There is a prayer, or rather a blessing, that Jews say over a glass of wine on special occasions. The prayer is called called Kiddush, a Hebrew word that means "to make holy". It is a ritual that goes back thousands of years, to pause in our revels and praise God for his many blessings, including the one being celebrated with this glass of wine. As with anything in Judaism, there are multiple interpretations of the Kiddush. One holds that it is the celebration, not the wine, that is being sanctified. The wine is the token and seal of the blessing, it makes holy our joy. Another interpretation holds that the wine is the object of sanctification: our joy is made holy, and we drink it down.

There is also a Jewish prayer called the Kaddish, an Aramaic word that means "holy". It is an expression of fervent praise of God, praise beyond words that words are forced to bear, praise wedded to a plea that we may know God's heavenly peace in our time. The Kaddish is recited several times in any standard liturgy, but it is known to most Jews as the prayer of mourners.

Yesterday my grandfather passed away. He was a man raised in a tradition thousands of years old, the tradition of the now-scattered Iraqi Jews. To my grandfather, born a subject of the Ottoman Empire in the province of Mosul, the God of Abraham and Moses was a living presence who had exiled his ancestors to Babylon in the time of Jeremiah. He had good reasons to offer God his praise: he had prospered in a hostile land; his family had escaped safely to America; his seven children had given him eighteen grandchildren.

I must have heard my grandfather recite the Kiddush hundreds of times growing up. But I only heard him recite the Kaddish once, over my grandmother's grave. The last time I saw him alive, he and my mother and I shared a Sabbath dinner. He recited the Kiddush as he had thousands of times before, and for the first and only time in my life I took the kiddush cup from his hand after he had drunk from it.

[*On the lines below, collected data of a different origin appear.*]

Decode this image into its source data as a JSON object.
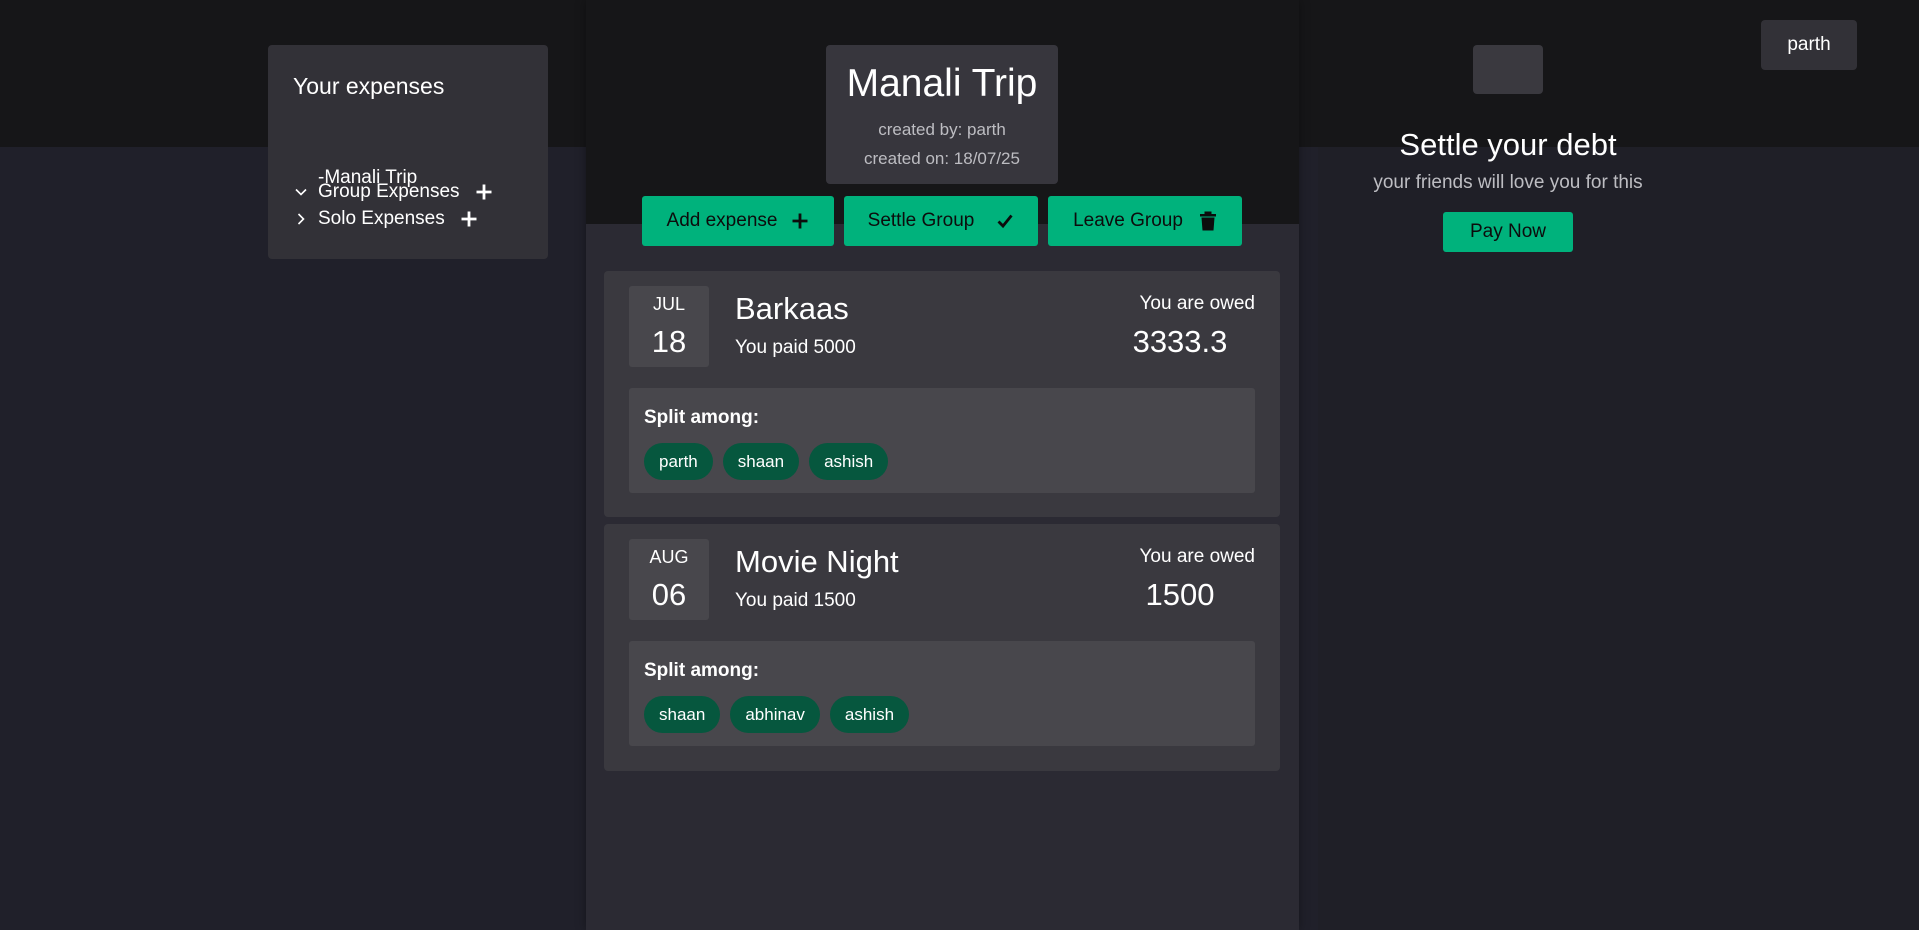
{
  "sidebar": {
    "title": "Your expenses",
    "group_expenses_label": "Group Expenses",
    "groups": [
      "-Manali Trip"
    ],
    "solo_expenses_label": "Solo Expenses"
  },
  "group": {
    "name": "Manali Trip",
    "created_by": "created by: parth",
    "created_on": "created on: 18/07/25"
  },
  "actions": {
    "add_expense": "Add expense",
    "settle_group": "Settle Group",
    "leave_group": "Leave Group"
  },
  "expenses": [
    {
      "month": "JUL",
      "day": "18",
      "title": "Barkaas",
      "paid": "You paid 5000",
      "owed_label": "You are owed",
      "owed_amount": "3333.3",
      "split_label": "Split among:",
      "members": [
        "parth",
        "shaan",
        "ashish"
      ]
    },
    {
      "month": "AUG",
      "day": "06",
      "title": "Movie Night",
      "paid": "You paid 1500",
      "owed_label": "You are owed",
      "owed_amount": "1500",
      "split_label": "Split among:",
      "members": [
        "shaan",
        "abhinav",
        "ashish"
      ]
    }
  ],
  "settle": {
    "title": "Settle your debt",
    "subtitle": "your friends will love you for this",
    "pay_label": "Pay Now"
  },
  "user": {
    "name": "parth"
  },
  "colors": {
    "accent": "#00b27c",
    "chip": "#06573e",
    "background": "#20202a"
  }
}
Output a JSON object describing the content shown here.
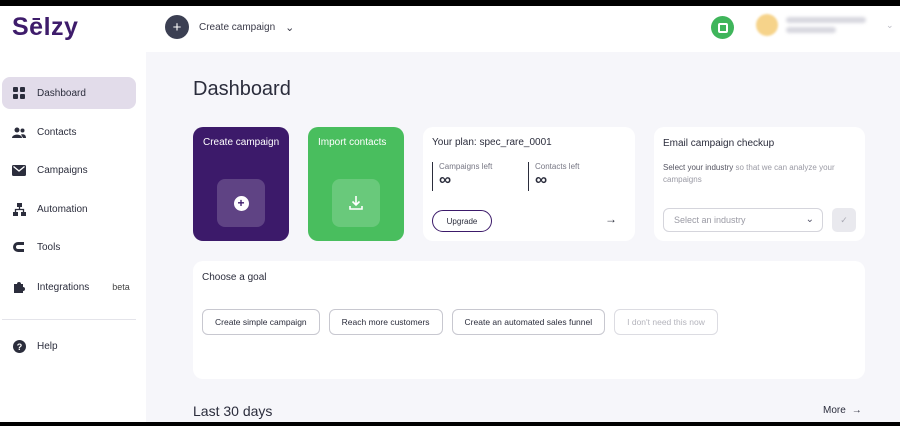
{
  "brand": {
    "logo_text": "Sēlzy",
    "accent": "#3c1a6a",
    "green": "#49be5e"
  },
  "topbar": {
    "create_label": "Create campaign",
    "create_icon": "plus-icon",
    "chevron_icon": "chevron-down-icon"
  },
  "sidebar": {
    "items": [
      {
        "label": "Dashboard",
        "icon": "grid-icon",
        "active": true
      },
      {
        "label": "Contacts",
        "icon": "users-icon"
      },
      {
        "label": "Campaigns",
        "icon": "mail-icon"
      },
      {
        "label": "Automation",
        "icon": "flow-icon"
      },
      {
        "label": "Tools",
        "icon": "magnet-icon"
      },
      {
        "label": "Integrations",
        "icon": "puzzle-icon",
        "badge": "beta"
      },
      {
        "label": "Help",
        "icon": "help-icon"
      }
    ]
  },
  "main": {
    "title": "Dashboard",
    "tiles": {
      "create": {
        "label": "Create campaign"
      },
      "import": {
        "label": "Import contacts"
      }
    },
    "plan": {
      "title": "Your plan: spec_rare_0001",
      "campaigns_label": "Campaigns left",
      "campaigns_value": "∞",
      "contacts_label": "Contacts left",
      "contacts_value": "∞",
      "upgrade_label": "Upgrade"
    },
    "checkup": {
      "title": "Email campaign checkup",
      "desc_strong": "Select your industry",
      "desc_rest": " so that we can analyze your campaigns",
      "select_placeholder": "Select an industry"
    },
    "goal": {
      "title": "Choose a goal",
      "options": [
        "Create simple campaign",
        "Reach more customers",
        "Create an automated sales funnel",
        "I don't need this now"
      ]
    },
    "last30": {
      "title": "Last 30 days",
      "more_label": "More"
    }
  }
}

I'm not a religious person, but I've been reflecting on these two prayers today. I am not permitted to say Kaddish for my grandfather; in our family's tradition only his children do so. But I am permitted to drink Kiddush wine. And I don't think I'll ever hear the Kiddush again without thinking of him.

My grandfather built a world for himself filled with happiness and life. It was holy work, and deserves to be remembered in joy.